Modular organization of the AIDA autotransporter translocator:: The N-terminal β1-domain is surface-exposed and stabilizes the transmembrane β2-domain

The adhesin involved in diffuse adherence (AIDA-I) of the diarrhoeagenic Escherichia coli strain 2787 (O126:H27) is synthesized as a precursor molecule. This pre-pro-protein is N- and C-terminally processed to generate three distinct domains, which are characteristic for autotransporter secretion systems in Gram-negative bacteria: the N-terminal pre-peptide, the alpha -domain and the C-terminal beta -domain.
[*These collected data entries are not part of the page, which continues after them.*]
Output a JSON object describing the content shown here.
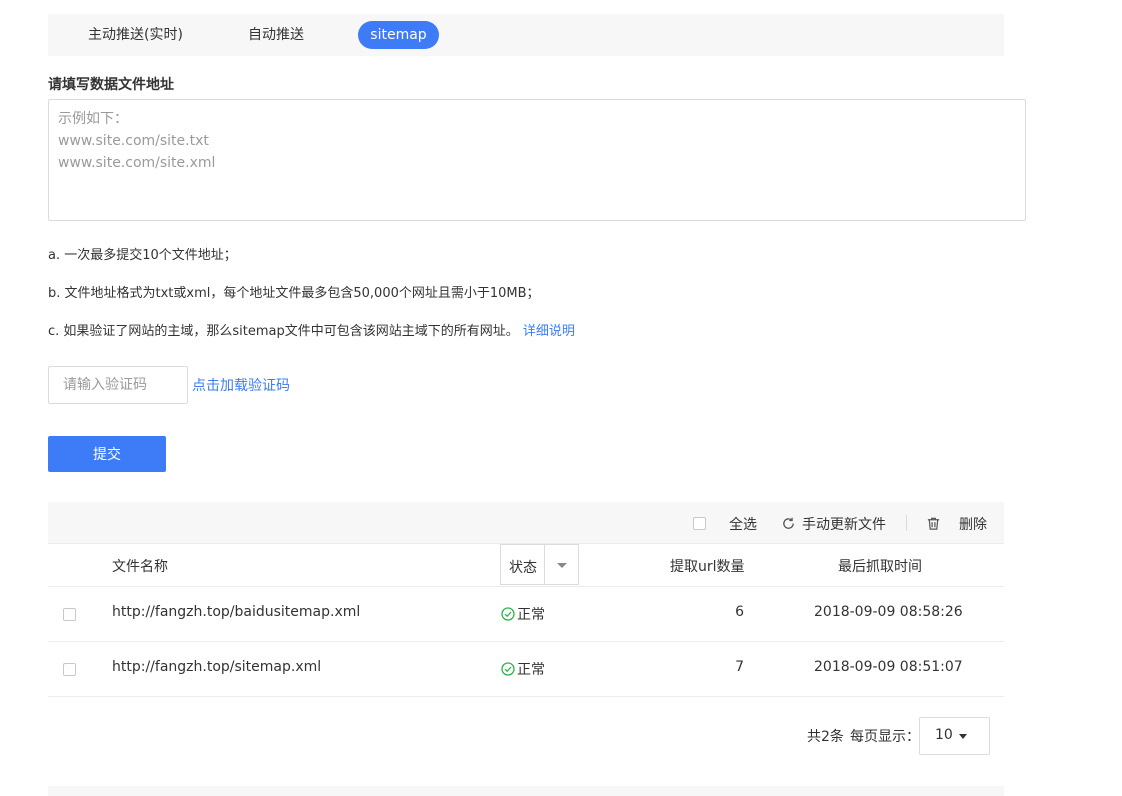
{
  "tabs": [
    {
      "label": "主动推送(实时)"
    },
    {
      "label": "自动推送"
    },
    {
      "label": "sitemap"
    }
  ],
  "form": {
    "field_title": "请填写数据文件地址",
    "textarea_placeholder": "示例如下：\nwww.site.com/site.txt\nwww.site.com/site.xml",
    "notes": [
      "a. 一次最多提交10个文件地址；",
      "b. 文件地址格式为txt或xml，每个地址文件最多包含50,000个网址且需小于10MB；",
      "c. 如果验证了网站的主域，那么sitemap文件中可包含该网站主域下的所有网址。"
    ],
    "detail_link": "详细说明",
    "captcha_placeholder": "请输入验证码",
    "captcha_link": "点击加载验证码",
    "submit_label": "提交"
  },
  "toolbar": {
    "select_all": "全选",
    "refresh": "手动更新文件",
    "delete": "删除"
  },
  "table": {
    "headers": {
      "name": "文件名称",
      "status": "状态",
      "count": "提取url数量",
      "time": "最后抓取时间"
    },
    "rows": [
      {
        "name": "http://fangzh.top/baidusitemap.xml",
        "status": "正常",
        "count": "6",
        "time": "2018-09-09 08:58:26"
      },
      {
        "name": "http://fangzh.top/sitemap.xml",
        "status": "正常",
        "count": "7",
        "time": "2018-09-09 08:51:07"
      }
    ]
  },
  "pager": {
    "total": "共2条",
    "per_page_label": "每页显示：",
    "per_page_value": "10"
  },
  "colors": {
    "accent": "#3d7cf6",
    "status_ok": "#2eb14a"
  }
}
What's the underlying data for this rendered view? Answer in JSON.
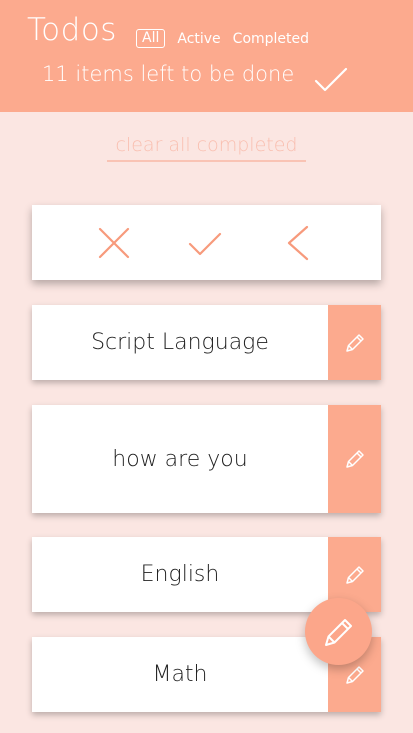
{
  "header": {
    "title": "Todos",
    "filters": [
      "All",
      "Active",
      "Completed"
    ],
    "active_filter": "All",
    "status_text": "11 items left to be done"
  },
  "clear_completed_label": "clear all completed",
  "action_bar": {
    "icons": [
      "close-icon",
      "check-icon",
      "chevron-left-icon"
    ]
  },
  "todos": [
    {
      "text": "Script Language"
    },
    {
      "text": "how are you"
    },
    {
      "text": "English"
    },
    {
      "text": "Math"
    }
  ],
  "colors": {
    "accent": "#fcaa8e",
    "background": "#fbe6e2",
    "icon_stroke": "#f79a7c"
  }
}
The outer membrane-integrated beta -domain (AIDA C) is responsible for the surface-presentation of the alpha -domain (AIDA-I) and is thus termed `translocator'. Characterization of extracted N-terminally truncated forms and of in vitro refolded proteins revealed a core structure at the C-terminus of the translocator which was found to be very stable even in the presence of SDS. Denaturation occurs only after additional incubation at temperatures above 80 degreesC. Reporter-epitope insertions were used to analyze the location of regions of membrane-integrated AIDA C relative to the membrane. The modified topological model developed for the AIDA translocator suggests the N-terminal domain (beta (1)) encompasses approximately 10 kDa to represent a completely surface-exposed segment while the C-terminal compact core domain (beta (2)) remains integrated in the membrane as a beta -barrel-like structure. Though the beta (2)-core structure alone harbours all the information for the outer membrane integration of AIDA C it is additionally stabilized by the beta (1)-domain. Access to large amounts of complete as well as truncated AIDA C proteins facilitated the study of protein folding by CD and fluorescence spectroscopy. A potential pore forming activity of the translocator using the completely refolded AIDA C or the beta (2)-core in black-lipid membranes could not be demonstrated.